QUEBEC CITY—The Canadian sport organizations for freestyle skiing and snowboarding have the same problem: lots of talented athletes and too few resources to develop them all.

That’s why Freestyle Canada and Canada Snowboard have started looking at ways to work together to reduce costs and boost programs. It makes good business sense — running a joint competition for slopestyle skiing and slopestyle snowboarding would save money and a bigger event could draw more sponsors — but it is not without its challenges.

Skiers and snowboarders aren’t always the best of friends. Skiers routinely complain that snowboarders scrape up the hill and a few ski resorts still ban them altogether. For their part, snowboarders have never gotten over the fact that the FIS, the international governing body for skiing, runs their World Cup circuit and controls their Olympic inclusion.

“We’ve got slopestyle and big air listed as race events on the program — it’s not a race,” national snowboard coach Elliot Catton says with a sigh that sums up the general annoyance some snowboarders still have with the FIS’s ski roots and rules.

“Culture between the two organizations can be a challenge, I won’t lie,” says Bruce Robinson, chief executive of Freestyle Canada. “We perceive our cultures to be different, from my point of view, I don’t think they really are . . . but, at the end of the day, we’re running businesses. It’s not about running the organization by snowboarders or freestyle skiers, it should be just that you run an efficient organization.”

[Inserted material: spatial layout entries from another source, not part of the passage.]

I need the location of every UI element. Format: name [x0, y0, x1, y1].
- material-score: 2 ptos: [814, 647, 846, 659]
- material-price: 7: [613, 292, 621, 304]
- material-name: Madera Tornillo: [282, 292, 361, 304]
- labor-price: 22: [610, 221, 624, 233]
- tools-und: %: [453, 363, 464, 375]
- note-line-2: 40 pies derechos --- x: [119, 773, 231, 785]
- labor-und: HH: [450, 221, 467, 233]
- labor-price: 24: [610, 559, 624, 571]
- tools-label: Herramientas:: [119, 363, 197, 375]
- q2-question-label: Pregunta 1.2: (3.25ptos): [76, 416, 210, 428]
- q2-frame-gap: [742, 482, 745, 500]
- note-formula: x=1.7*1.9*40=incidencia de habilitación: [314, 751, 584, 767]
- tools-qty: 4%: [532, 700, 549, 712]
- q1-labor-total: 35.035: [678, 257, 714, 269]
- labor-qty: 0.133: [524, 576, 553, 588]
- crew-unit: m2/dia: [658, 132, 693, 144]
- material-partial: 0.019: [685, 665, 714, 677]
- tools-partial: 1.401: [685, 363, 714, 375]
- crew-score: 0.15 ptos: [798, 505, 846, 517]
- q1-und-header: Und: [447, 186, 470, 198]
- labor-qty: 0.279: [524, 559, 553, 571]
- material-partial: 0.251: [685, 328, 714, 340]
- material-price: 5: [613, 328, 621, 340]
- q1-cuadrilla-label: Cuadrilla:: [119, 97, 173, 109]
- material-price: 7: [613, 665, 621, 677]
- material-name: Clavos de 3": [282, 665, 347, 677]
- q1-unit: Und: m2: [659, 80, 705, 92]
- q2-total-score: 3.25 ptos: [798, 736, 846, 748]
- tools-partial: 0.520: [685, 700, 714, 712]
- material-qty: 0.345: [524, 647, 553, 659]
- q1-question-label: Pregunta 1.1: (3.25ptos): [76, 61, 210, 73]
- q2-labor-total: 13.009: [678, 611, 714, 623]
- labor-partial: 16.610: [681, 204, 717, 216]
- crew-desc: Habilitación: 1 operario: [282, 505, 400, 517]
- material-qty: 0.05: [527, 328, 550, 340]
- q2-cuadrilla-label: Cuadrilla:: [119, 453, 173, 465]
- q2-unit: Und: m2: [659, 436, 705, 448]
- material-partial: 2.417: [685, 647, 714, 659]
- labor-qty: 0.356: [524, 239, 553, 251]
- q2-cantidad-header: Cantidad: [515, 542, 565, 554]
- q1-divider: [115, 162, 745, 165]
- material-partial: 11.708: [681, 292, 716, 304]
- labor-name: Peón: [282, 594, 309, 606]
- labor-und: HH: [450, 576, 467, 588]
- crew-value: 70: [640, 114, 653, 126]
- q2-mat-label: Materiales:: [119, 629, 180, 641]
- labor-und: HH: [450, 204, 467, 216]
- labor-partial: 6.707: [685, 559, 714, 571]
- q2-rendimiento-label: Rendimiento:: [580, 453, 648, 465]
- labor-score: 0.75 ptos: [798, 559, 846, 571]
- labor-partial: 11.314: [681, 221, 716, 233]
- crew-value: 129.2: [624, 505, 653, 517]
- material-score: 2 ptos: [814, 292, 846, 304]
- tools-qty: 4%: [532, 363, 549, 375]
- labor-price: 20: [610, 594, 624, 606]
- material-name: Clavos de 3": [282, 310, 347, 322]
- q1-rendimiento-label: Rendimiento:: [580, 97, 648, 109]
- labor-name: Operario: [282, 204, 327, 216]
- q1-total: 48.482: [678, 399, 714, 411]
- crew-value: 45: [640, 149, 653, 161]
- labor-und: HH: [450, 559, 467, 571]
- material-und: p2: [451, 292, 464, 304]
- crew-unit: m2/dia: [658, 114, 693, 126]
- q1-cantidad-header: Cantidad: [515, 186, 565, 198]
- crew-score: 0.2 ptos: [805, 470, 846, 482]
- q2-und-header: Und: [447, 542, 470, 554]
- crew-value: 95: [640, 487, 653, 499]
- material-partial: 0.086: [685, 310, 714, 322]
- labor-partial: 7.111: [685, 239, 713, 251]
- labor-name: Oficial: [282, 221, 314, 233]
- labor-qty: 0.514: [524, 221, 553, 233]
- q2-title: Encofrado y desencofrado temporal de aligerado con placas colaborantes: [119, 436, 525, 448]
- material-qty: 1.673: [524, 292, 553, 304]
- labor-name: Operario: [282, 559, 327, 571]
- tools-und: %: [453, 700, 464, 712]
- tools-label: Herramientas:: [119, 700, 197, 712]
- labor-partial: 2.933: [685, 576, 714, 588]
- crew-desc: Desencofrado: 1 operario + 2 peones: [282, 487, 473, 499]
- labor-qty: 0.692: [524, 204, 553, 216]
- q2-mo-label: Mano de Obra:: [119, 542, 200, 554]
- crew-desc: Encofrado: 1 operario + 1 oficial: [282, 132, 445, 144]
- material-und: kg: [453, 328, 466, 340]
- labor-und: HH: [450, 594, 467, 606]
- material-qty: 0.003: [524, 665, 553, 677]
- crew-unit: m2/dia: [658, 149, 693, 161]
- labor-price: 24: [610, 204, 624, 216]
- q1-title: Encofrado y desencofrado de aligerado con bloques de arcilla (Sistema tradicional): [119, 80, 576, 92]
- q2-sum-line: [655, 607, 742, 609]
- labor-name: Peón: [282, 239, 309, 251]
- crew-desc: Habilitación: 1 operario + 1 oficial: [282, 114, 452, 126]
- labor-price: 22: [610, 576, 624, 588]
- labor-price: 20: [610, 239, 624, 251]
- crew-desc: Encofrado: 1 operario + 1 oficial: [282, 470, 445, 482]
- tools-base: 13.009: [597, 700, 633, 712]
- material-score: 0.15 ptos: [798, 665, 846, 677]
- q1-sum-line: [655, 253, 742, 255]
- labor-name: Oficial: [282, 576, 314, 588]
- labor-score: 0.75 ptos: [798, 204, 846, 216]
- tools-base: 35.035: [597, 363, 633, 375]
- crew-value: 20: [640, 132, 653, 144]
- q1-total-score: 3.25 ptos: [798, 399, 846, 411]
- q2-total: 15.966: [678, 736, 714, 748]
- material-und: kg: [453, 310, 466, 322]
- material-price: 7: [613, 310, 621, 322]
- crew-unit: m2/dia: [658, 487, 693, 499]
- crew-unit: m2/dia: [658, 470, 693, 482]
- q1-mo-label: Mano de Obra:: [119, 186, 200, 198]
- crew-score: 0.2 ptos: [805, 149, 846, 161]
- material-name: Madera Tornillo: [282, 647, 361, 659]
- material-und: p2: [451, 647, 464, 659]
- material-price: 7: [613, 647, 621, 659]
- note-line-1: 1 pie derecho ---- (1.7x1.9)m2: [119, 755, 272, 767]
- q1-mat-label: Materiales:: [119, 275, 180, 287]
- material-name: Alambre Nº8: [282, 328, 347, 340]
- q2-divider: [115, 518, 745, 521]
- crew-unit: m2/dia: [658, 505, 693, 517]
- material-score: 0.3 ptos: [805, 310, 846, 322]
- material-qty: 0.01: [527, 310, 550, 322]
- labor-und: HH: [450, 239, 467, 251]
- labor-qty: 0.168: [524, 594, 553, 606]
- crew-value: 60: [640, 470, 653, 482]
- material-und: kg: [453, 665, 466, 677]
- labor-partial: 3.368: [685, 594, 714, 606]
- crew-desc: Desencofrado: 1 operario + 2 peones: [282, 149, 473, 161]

Patrick Jarvis, chief executive of Canada Snowboard, echoes those sentiments.

“I’ve been involved in the Canadian sport system for way too long,” says Jarvis, who was a runner in the 1992 Paralympic Games in Barcelona and held various sport roles before moving to Canada Snowboard a year and a half ago. “There are way too many groups sitting around different tables talking about the same thing and/or working on the same thing.”

But, rather than starting with any kind of formal agreement, which could lead to blowback from some of their members, Robinson and Jarvis are developing a closer relationship between their organizations slowly, starting with back-office administration. So far, they are sharing a director of operations who deals with finances and can act as a bridge between the two organizations and spot areas ripe for joint work.

One obvious step is to run national competitions together — why build two courses when you can build just one — or bid on a joint World Cup event, like the one happening this weekend in Quebec.

Saturday’s big air competition in Quebec City and Sunday’s slopestyle event at nearby Stoneham mountain have drawn the world’s top skiers and snowboarders to one place for the World Cups put on by Gestev, an event organizer with a $3.5-million budget.

This is the way of the future, says Marcel Looze, the FIS marketing manger for freestyle skiing and snowboarding.

“We’re trying to create economies of scale and find efficiencies by hosting events together where we can,” Looze said. “More and more organizers are willing to do so.”

Here, it has meant the big air jump — a 14-storey tall scaffolding structure that took eight weeks and more than 50 people to build — can be used for a freestyle World Cup and not just for snowboard, as it has in past years.

A five-day event for freestyle skiing and snowboarding is far cheaper to run than two separate four-day events, Looze says.

Next month in Sierra Nevada, the FIS will hold freestyle skiing and snowboarding world championships together. That’s something the FIS started in 2015 and intends to keep doing.

Looze knows some snowboarders still resent the FIS but says that’s an old attitude that’s changing.

“Freestyle skiers and freestyle snowboarders have way more similarities than differences,” he says.

Here in Canada, both national organizations are far more reliant on government funding than they’d like to be. Over 60 per cent of their budgets come from Own the Podium, Canada’s high-performance sport agency that funds Olympic medal hopes, and Sport Canada.

Government money, Own the Podium in particular, is fickle and the organizations are never sure, from one year to the next, how much money they will have to run programs.

With plenty of strong medal hopes for the 2018 Pyeongchang Olympics — many of them are competing this weekend looking to qualify for the Games — the high-performance athletes are doing well. But it’s harder to find the money to develop programs farther down the line to encourage young skiers and snowboarders into the sport and support them in their early stages.

That’s why saving money by working together and, hopefully, being able to attract more corporate sponsors to bigger, joint events holds such appeal to Robinson and Jarvis. But it’s still too early to say how far this will go or whether the two sport bodies could ever become one, they say.

“At some point it will become abundantly clear, or not, that you should progress into some type of formal arrangement,” Jarvis says, noting that cultural change will play a part in that.

“There are the (snowboarding) purists who see (skiing) and don’t want to go there, they have resentment and see themselves as unique; on the other end there are those that say, ‘Yeah, we’re still unique but we’re not giving up anything to be collaborating with others’,” he says.

“I think a lot of our athletes are more pragmatic than maybe it first appears.”